O avanço foi sustentado quase exclusivamente pelo setor agropecuário, enquanto indústria e serviços apresentaram desaceleração. O ponto mais crítico foi a retração inesperada do consumo das famílias, movimento que contraria tanto o aumento da renda real quanto os estímulos conjunturais implementados no período.
Bolsa brasileira sob pressão
O Ibovespa encerrou agosto em queda, pressionado pela saída de capital estrangeiro e por balanços corporativos locais abaixo das expectativas. O desempenho contrasta com a solidez dos resultados trimestrais das empresas americanas, que seguiram robustos mesmo diante das incertezas globais.
Apesar do cenário doméstico desfavorável, a projeção de valor justo para o índice brasileiro ao fim de 2026 permanece em 200 mil pontos, de acordo com análise da InfoMoney.
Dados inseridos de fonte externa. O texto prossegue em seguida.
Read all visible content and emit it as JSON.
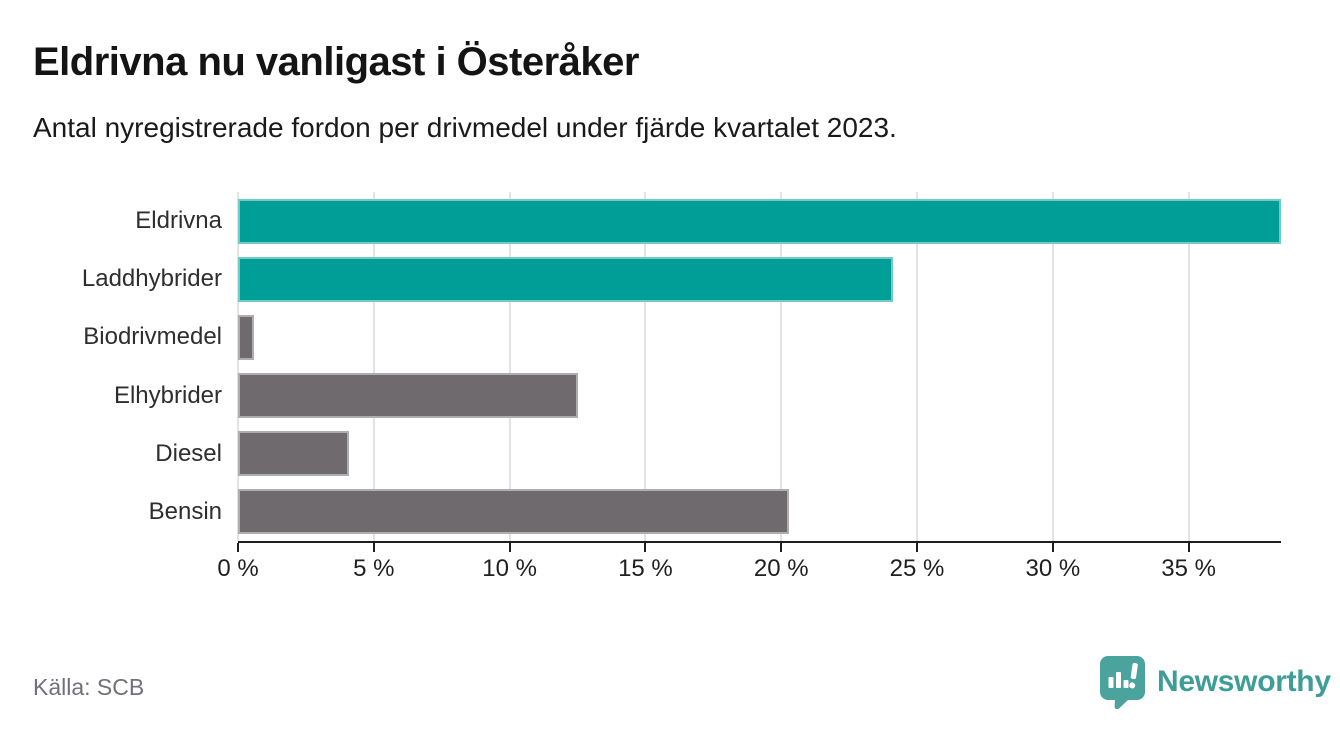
{
  "header": {
    "title": "Eldrivna nu vanligast i Österåker",
    "subtitle": "Antal nyregistrerade fordon per drivmedel under fjärde kvartalet 2023."
  },
  "chart_data": {
    "type": "bar",
    "orientation": "horizontal",
    "title": "Eldrivna nu vanligast i Österåker",
    "subtitle": "Antal nyregistrerade fordon per drivmedel under fjärde kvartalet 2023.",
    "categories": [
      "Eldrivna",
      "Laddhybrider",
      "Biodrivmedel",
      "Elhybrider",
      "Diesel",
      "Bensin"
    ],
    "values": [
      38.4,
      24.1,
      0.6,
      12.5,
      4.1,
      20.3
    ],
    "unit": "%",
    "xlim": [
      0,
      38.4
    ],
    "xticks": [
      0,
      5,
      10,
      15,
      20,
      25,
      30,
      35
    ],
    "xtick_labels": [
      "0 %",
      "5 %",
      "10 %",
      "15 %",
      "20 %",
      "25 %",
      "30 %",
      "35 %"
    ],
    "grid": true,
    "legend": "none",
    "bar_colors": [
      "#009E97",
      "#009E97",
      "#6E6A6E",
      "#6E6A6E",
      "#6E6A6E",
      "#6E6A6E"
    ],
    "colors": {
      "accent_teal": "#009E97",
      "bar_gray": "#6E6A6E",
      "gridline": "#E3E3E3",
      "axis": "#1F1F1F"
    }
  },
  "footer": {
    "source": "Källa: SCB",
    "brand": "Newsworthy",
    "brand_color": "#3F9D98"
  }
}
Balanços nos EUA superam projeções
A temporada de resultados do segundo trimestre nos Estados Unidos trouxe surpresas positivas. A expansão anual do lucro por ação das companhias do S&P 500 superou as estimativas de mercado em aproximadamente 28 pontos percentuais.
O desempenho foi impulsionado em grande parte por lançamentos extraordinários de empresas de tecnologia, com destaque para Alphabet e Amazon, segundo a fonte.